The 777 is a low-yield, fast-ripening selection that can make an ugly monster of a wine if it is not carefully farmed -- but when paid proper attention, it makes a deeply colored and structured wine with intense dark fruit aromas. Last, I have selected the clone 943 based solely on a personal recommendation from Dr. Raymond Bernard, the University of Dijon viticultural researcher who developed these clones at his own Mt. Battois vineyard.

4 Comments:

At 12:07 PM, Anonymous Anonymous said...

I've a small vineyard in CO, half of which is planted to PN, and plan to plant more. I'm curious to know why Dr. Bernard recommended ENTAV 943 for your vineyard. I have planted one row of it this season, experimentally.

 
At 1:51 PM, Blogger John M. Kelly said...

Almost 12 years ago I spent a day with Dr.
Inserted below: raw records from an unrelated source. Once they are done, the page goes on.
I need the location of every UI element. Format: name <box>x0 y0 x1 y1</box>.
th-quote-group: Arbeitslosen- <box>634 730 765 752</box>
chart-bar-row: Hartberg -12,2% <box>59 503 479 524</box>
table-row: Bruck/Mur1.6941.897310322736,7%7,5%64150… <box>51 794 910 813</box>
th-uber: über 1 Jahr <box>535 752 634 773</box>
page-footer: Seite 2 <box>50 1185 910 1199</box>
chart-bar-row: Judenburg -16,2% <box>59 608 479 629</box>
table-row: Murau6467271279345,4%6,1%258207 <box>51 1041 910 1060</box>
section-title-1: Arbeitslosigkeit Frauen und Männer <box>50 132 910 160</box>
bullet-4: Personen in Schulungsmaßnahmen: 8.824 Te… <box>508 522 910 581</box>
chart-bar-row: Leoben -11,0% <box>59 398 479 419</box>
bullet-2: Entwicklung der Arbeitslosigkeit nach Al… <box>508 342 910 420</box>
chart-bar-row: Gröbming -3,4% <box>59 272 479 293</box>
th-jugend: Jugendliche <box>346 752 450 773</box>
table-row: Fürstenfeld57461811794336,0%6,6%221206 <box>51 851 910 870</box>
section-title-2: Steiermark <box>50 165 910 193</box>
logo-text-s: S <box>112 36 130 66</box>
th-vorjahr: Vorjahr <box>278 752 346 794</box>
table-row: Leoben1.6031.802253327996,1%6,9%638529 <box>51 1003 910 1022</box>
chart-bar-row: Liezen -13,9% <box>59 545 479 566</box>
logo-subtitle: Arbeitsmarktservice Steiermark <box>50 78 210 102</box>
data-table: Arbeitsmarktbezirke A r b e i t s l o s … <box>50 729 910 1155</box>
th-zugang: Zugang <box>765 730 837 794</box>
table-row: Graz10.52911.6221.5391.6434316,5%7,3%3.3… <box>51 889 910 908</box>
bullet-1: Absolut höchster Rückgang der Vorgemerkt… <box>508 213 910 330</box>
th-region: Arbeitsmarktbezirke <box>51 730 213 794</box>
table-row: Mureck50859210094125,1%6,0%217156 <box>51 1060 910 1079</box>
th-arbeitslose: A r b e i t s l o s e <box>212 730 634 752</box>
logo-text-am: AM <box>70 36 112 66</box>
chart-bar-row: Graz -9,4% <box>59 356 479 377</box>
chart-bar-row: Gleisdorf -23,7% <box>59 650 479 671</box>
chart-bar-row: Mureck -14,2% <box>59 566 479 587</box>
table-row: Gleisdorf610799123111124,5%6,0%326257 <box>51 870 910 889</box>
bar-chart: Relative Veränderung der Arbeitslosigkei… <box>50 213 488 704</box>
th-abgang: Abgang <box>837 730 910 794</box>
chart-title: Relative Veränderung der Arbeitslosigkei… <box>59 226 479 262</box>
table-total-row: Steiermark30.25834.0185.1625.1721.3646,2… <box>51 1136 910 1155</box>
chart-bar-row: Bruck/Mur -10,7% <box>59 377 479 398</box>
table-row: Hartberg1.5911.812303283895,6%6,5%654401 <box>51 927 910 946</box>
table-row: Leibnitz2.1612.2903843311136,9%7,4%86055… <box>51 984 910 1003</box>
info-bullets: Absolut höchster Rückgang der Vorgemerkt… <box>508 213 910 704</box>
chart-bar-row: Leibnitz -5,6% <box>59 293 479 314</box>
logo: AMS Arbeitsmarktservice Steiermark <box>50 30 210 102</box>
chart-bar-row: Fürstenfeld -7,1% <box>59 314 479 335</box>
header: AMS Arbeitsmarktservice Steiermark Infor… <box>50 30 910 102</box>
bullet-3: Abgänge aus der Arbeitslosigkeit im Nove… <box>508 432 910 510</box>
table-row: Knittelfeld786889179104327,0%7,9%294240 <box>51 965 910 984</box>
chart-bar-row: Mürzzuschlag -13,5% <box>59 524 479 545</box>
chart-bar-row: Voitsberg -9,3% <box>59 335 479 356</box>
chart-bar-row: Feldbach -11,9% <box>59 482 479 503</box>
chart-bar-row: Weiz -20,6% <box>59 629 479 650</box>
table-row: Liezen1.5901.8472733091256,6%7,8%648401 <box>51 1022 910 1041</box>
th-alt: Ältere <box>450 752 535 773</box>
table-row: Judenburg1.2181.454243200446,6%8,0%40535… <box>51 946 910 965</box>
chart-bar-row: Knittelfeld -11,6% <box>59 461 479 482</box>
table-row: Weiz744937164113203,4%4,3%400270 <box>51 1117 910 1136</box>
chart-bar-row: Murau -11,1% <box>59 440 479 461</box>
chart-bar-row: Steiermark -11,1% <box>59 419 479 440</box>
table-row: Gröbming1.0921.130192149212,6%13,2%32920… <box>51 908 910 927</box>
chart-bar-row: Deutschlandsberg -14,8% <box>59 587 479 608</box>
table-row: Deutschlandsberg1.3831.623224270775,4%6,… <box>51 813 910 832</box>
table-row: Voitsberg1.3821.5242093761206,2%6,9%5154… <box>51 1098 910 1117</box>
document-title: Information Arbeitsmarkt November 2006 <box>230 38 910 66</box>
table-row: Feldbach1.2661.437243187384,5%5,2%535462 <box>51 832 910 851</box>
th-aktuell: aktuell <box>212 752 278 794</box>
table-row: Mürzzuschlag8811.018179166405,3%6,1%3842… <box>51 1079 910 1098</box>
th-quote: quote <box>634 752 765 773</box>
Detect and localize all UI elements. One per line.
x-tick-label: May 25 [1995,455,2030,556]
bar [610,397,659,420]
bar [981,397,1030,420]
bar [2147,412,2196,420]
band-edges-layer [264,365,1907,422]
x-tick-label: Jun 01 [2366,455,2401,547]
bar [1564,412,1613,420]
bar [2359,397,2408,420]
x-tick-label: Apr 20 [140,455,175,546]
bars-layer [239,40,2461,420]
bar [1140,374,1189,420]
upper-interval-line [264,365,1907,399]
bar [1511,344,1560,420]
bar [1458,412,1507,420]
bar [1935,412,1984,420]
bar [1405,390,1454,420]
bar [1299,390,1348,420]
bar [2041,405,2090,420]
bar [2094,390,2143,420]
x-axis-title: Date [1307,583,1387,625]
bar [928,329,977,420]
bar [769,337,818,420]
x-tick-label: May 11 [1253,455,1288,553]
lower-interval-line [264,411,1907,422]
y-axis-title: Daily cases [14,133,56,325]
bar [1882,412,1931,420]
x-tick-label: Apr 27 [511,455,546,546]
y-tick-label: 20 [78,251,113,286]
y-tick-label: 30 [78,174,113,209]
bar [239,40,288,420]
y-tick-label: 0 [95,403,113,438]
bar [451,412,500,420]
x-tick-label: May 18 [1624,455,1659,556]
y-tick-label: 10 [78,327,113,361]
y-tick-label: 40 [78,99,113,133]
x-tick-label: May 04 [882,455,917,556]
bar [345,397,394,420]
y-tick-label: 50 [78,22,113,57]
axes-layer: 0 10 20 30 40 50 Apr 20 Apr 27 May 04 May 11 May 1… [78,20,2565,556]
Bernard in the experimental vineyard he established in the Haut Cotes above Beaune (Mt. Battois). He was excited about the 943 and mentioned that the Technical High School had pulled some of their older clones (I recall that 113 was mentioned) and replanted with 943. At the time we had no 943 in California - this was enough to make me want to try it.

In 1996 our Estate vineyard was no more than a dream. When we started to plant it in 2001 we tried to find some 943 but it was not available. Some ideas - like vineyards - take a long time to reach fruition.

I should get a little fruit off our 2006 block of 943 to work with in 2008, though I don't expect this first crop to be at all representative of what the clone will ultimately do on our site.

After a decade I am less enamored with the "Dijon" clones in general than I was at first. In California conditions they tend to gain sugar too fast and too early - the rest of the grape doesn't have enough time to reach maturity before the sugars are over 25 Brix and the pH is shooting toward 4.0. I'm tweaking our farming to better balance the leaf number to the crop load, but that only gets me so far.

You may have beter results in CO, especially if you are at elevation.

Bottom line, I hope the 943 gives me something interesting - another aromatic profile to increase the interest of our Dijon clone bottling. That said, I am hedging our bets by increasing our Pinot plantings with what I call "heritage" clones - stuff that has done well in California for 30-50 years. If you have followed some of my more recent posts you know that we already have an acre and a half of our Estate planted to budwood from the old block at the Haynes Vineyard. We will build on this in 2008. If I put in any more Dijon budwood it will be minimal - perhaps another acre and probably clone 114.

 
At 6:14 AM, Anonymous Anonymous said...

On a Swiss website, PN 943 is described as having low yields, very tannic wine and loose clusters that have near zero spoilage. Have you found this to be true and what has been your experience with 943? It's almost impossible to find anything on this clone.

 
At 11:05 AM, Blogger John M. Kelly said...

INRA & ENTAV are doing a pretty good job of keeping a lid on information about the 943 clone. It is one of the few "Dijon" clones where the French have negotiated a royalty payment for every bud sold here in the US. The royalty agreement is why only a few nurseries here can sell this wood.

Anyway, I have so far very little experience with this clone - 2008 was not even our first commercial crop year. This vintage I left 1-2 clusters/vine where there were clusters at all. The clusters were TINY and tight, with tiny, seeded berries.

I would not say the 943 fruit was tannic in relation to the mature 115 and 667, and it was certainly LESS tannic than the young 777.

We didn't have spoilage in any of the Pinot, so I can't speak to the relative susceptibility of the 943 to rot.